Charles Ryelandt was dus de derde zoon van Jacobus Ryelandt. Hij werd apotheker en vestigde zich op het Beursplein. Hij huwde met Isabella Geerebaert, die van hem drie kinderen had: Joseph (° 1751), Isabelle (° 1759) en François (° 1766). Tot in de eenentwintigste eeuw zijn hiervan rechtstreekse nakomelingen aan te wijzen in Brugge, o.m. onder de naam Pattyn.

Ook al was Ryelandt de vijfenzestig voorbij, op het eind van de jaren tachtig kwam hij in de ban van de revolutionaire ideeën. Toen de Fransen in 1792 voor het eerst Brugge bezetten, liet Ryelandt zich inschrijven als lid van de Jacobijnse club, de vereniging van de revolutiegezinden. Bij het overwegend jonge publiek van deze club was de toen zeventigjarige Ryelandt de ouderdomsdeken. Erg actief was hij niet.

Wél kreeg hij een overheidsfunctie als lid van het voorlopig stadsbestuur. Hij werd er ingedeeld in het 'militair comité', samen met een pottenmaker, een timmerman, een kruidenier, een wever en een ex-edelman. De dagboekschrijver Jan Van Hese maakte zich vrolijk over dit groepje "uitzonderlijke deskundigen in de krijgskunst". Op 13 februari 1793 werd Ryelandt wethouder in een vernieuwd stadsbestuur.

Van Hese beschreef ook hoe alle prominenten van het ogenblik, Ryelandt incluis, een soort indianendans hadden uitgevoerd rond de Vrijheidsboom op de Markt en hierbij de lucht insprongen als sprinkhanen, op gevaar af onzacht op hun achterwerk te landen.

Toen de Oostenrijkers enkele weken later weer aan de macht kwamen, trok Ryelandt zich stilletjes in zijn officina terug.

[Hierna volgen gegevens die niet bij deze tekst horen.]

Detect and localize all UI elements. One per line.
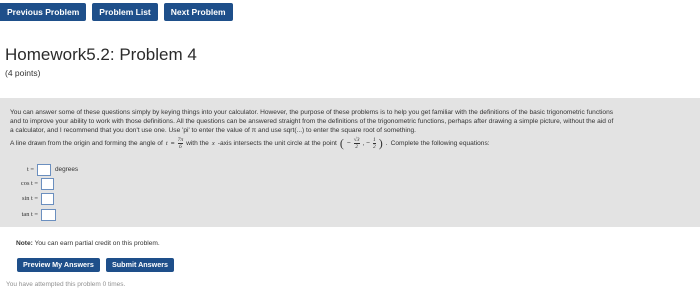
line4-prefix: A line drawn from the origin and forming…: [10, 139, 163, 147]
partial-credit-note: Note: You can earn partial credit on thi…: [16, 240, 160, 247]
problem-text-line-1: You can answer some of these questions s…: [10, 109, 614, 116]
point-x-fraction: √3 2: [353, 136, 360, 150]
note-text: You can earn partial credit on this prob…: [34, 240, 160, 247]
page-title: Homework5.2: Problem 4: [5, 45, 197, 64]
next-problem-button[interactable]: Next Problem: [163, 3, 233, 21]
angle-fraction: 7π 6: [177, 136, 184, 150]
submit-answers-button[interactable]: Submit Answers: [106, 258, 175, 272]
equation-label-tan: tan t =: [21, 211, 38, 218]
answer-input-tan[interactable]: [41, 209, 56, 221]
problem-text-line-2: and to improve your ability to work with…: [10, 118, 614, 125]
equation-label-sin: sin t =: [21, 195, 38, 202]
x-variable: x: [211, 139, 215, 147]
problem-panel: You can answer some of these questions s…: [0, 98, 700, 227]
answer-input-t[interactable]: [37, 164, 51, 176]
preview-answers-button[interactable]: Preview My Answers: [17, 258, 100, 272]
note-label: Note:: [16, 240, 33, 247]
equation-label-cos: cos t =: [20, 180, 38, 187]
previous-problem-button[interactable]: Previous Problem: [0, 3, 87, 21]
answer-input-cos[interactable]: [41, 178, 54, 190]
equation-label-t: t =: [27, 166, 34, 173]
degrees-unit-label: degrees: [55, 166, 79, 173]
problem-text-line-3: a calculator, and I recommend that you d…: [10, 127, 417, 134]
problem-text-line-4: A line drawn from the origin and forming…: [10, 135, 490, 150]
answer-input-sin[interactable]: [41, 193, 54, 205]
line4-mid2: -axis intersects the unit circle at the …: [217, 139, 337, 147]
line4-suffix: Complete the following equations:: [390, 139, 490, 147]
points-label: (4 points): [5, 68, 41, 78]
line4-mid: with the: [186, 139, 209, 147]
problem-list-button[interactable]: Problem List: [92, 3, 158, 21]
t-variable: t: [165, 139, 168, 147]
problem-navigation: Previous Problem Problem List Next Probl…: [0, 3, 233, 21]
point-y-fraction: 1 2: [373, 136, 376, 150]
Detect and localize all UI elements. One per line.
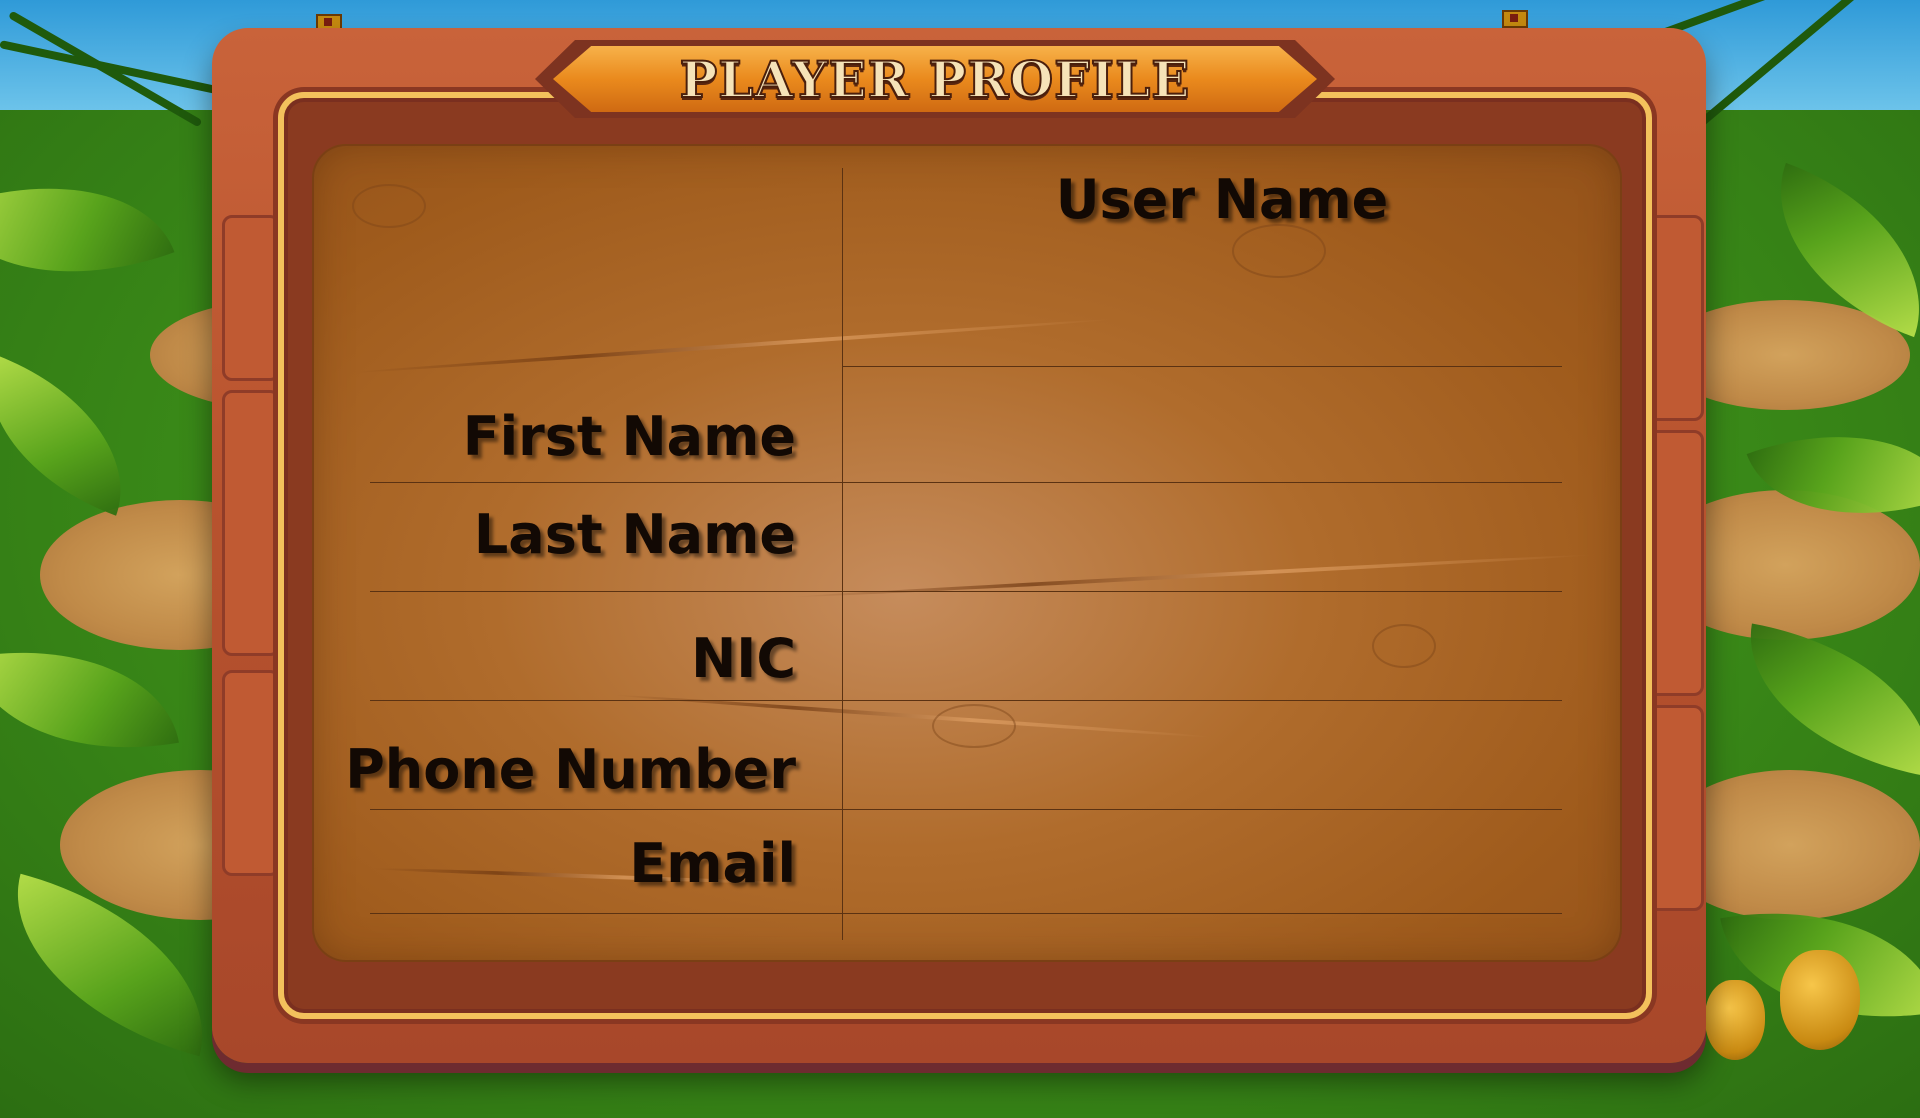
- last-name-label: Last Name: [473, 503, 796, 566]
- frame-plank: [1646, 215, 1704, 421]
- column-divider: [842, 168, 843, 940]
- flag-icon: [1502, 10, 1528, 28]
- wood-knot: [352, 184, 426, 228]
- frame-plank: [222, 215, 280, 381]
- phone-number-label: Phone Number: [345, 738, 796, 801]
- wood-crack: [792, 553, 1592, 599]
- frame-plank: [1646, 705, 1704, 911]
- wood-knot: [1372, 624, 1436, 668]
- row-divider: [370, 913, 1562, 914]
- pineapple: [1780, 950, 1860, 1050]
- wood-knot: [932, 704, 1016, 748]
- row-divider: [370, 482, 1562, 483]
- row-divider: [842, 366, 1562, 367]
- frame-plank: [1646, 430, 1704, 696]
- frame-plank: [222, 670, 280, 876]
- row-divider: [370, 809, 1562, 810]
- first-name-label: First Name: [462, 405, 796, 468]
- wood-knot: [1232, 224, 1326, 278]
- frame-plank: [222, 390, 280, 656]
- page-title: PLAYER PROFILE: [679, 49, 1191, 110]
- row-divider: [370, 591, 1562, 592]
- pineapple: [1705, 980, 1765, 1060]
- email-label: Email: [629, 832, 796, 895]
- nic-label: NIC: [691, 627, 796, 690]
- row-divider: [370, 700, 1562, 701]
- user-name-label: User Name: [1055, 168, 1389, 231]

Maire[bewerken | brontekst bewerken]

Maar toen kwamen de Fransen terug en nu voor lange tijd. Op 22 januari 1795 werd een nieuw stadsbestuur aangesteld en werd de tweeënzeventigjarige Ryelandt de eerste 'maire' of burgemeester onder het Frans regime. Hij moest de bevolking warm maken voor de ‘nieuwe orde’ en dat liep niet van een leien dakje. Zijn voorganger onder het ancien régime, burgemeester Robert Coppieters, noteerde met leedvermaak hoe het verliep. Om zich voor te stellen aan de bevolking liep het nieuwe bestuur, voorafgegaan door een fanfare, door de verschillende stadswijken en deelde bier uit. De eerste plechtige aanwezigheid was, republiek of niet, tijdens de Heilig Bloedprocessie.

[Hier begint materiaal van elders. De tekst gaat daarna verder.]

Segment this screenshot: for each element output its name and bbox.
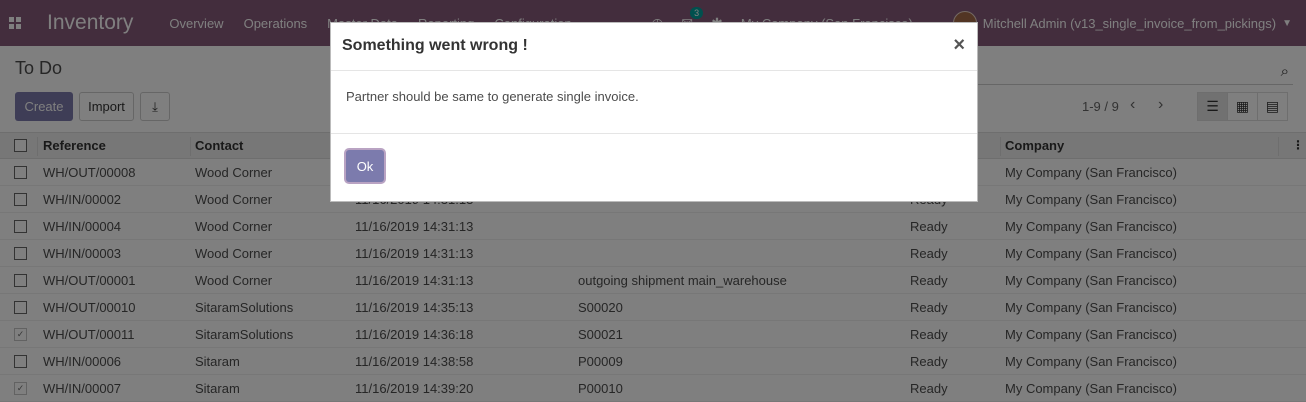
dialog-body: Partner should be same to generate singl… [331,71,977,134]
dialog-header: Something went wrong ! × [331,23,977,71]
error-dialog: Something went wrong ! × Partner should … [330,22,978,202]
dialog-title: Something went wrong ! [342,37,528,54]
dialog-message: Partner should be same to generate singl… [346,89,639,104]
close-icon[interactable]: × [953,34,965,57]
dialog-footer: Ok [331,134,977,202]
ok-button[interactable]: Ok [346,150,384,182]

Coppieters beschreef ook de plechtigheid die op 7 oktober 1795 de inlijving van het Leiedepartement in de Franse republiek moest vieren. Omringd door tweeëndertig maagden, was burgemeester Ryelandt met zijn 'adjoints' een tribune opgeklauterd die midden op de Markt was opgesteld. Nadat een proclamatie was voorgelezen, hadden Ryelandt en zijn assistenten met hun hoeden gezwaaid en geroepen "Leve de Republiek". Op enkele uitzonderingen na was de bevolking stilzwijgend blijven toekijken. Een tweede document werd voorgelezen, weer gevolgd door hoedengezwaai en gejuich, maar met even weinig reactie. Ryelandt deed vergeefse pogingen om het volk tot enthousiast geroep te bewegen. Het enige wat de Bruggelingen er goed aan vonden, was dat men wijn liet aanrukken, die gratis werd uitgedeeld. Ryelandt en zijn bestuur trokken daarna naar het Landhuis van het Vrije om er op stadskosten te tafelen.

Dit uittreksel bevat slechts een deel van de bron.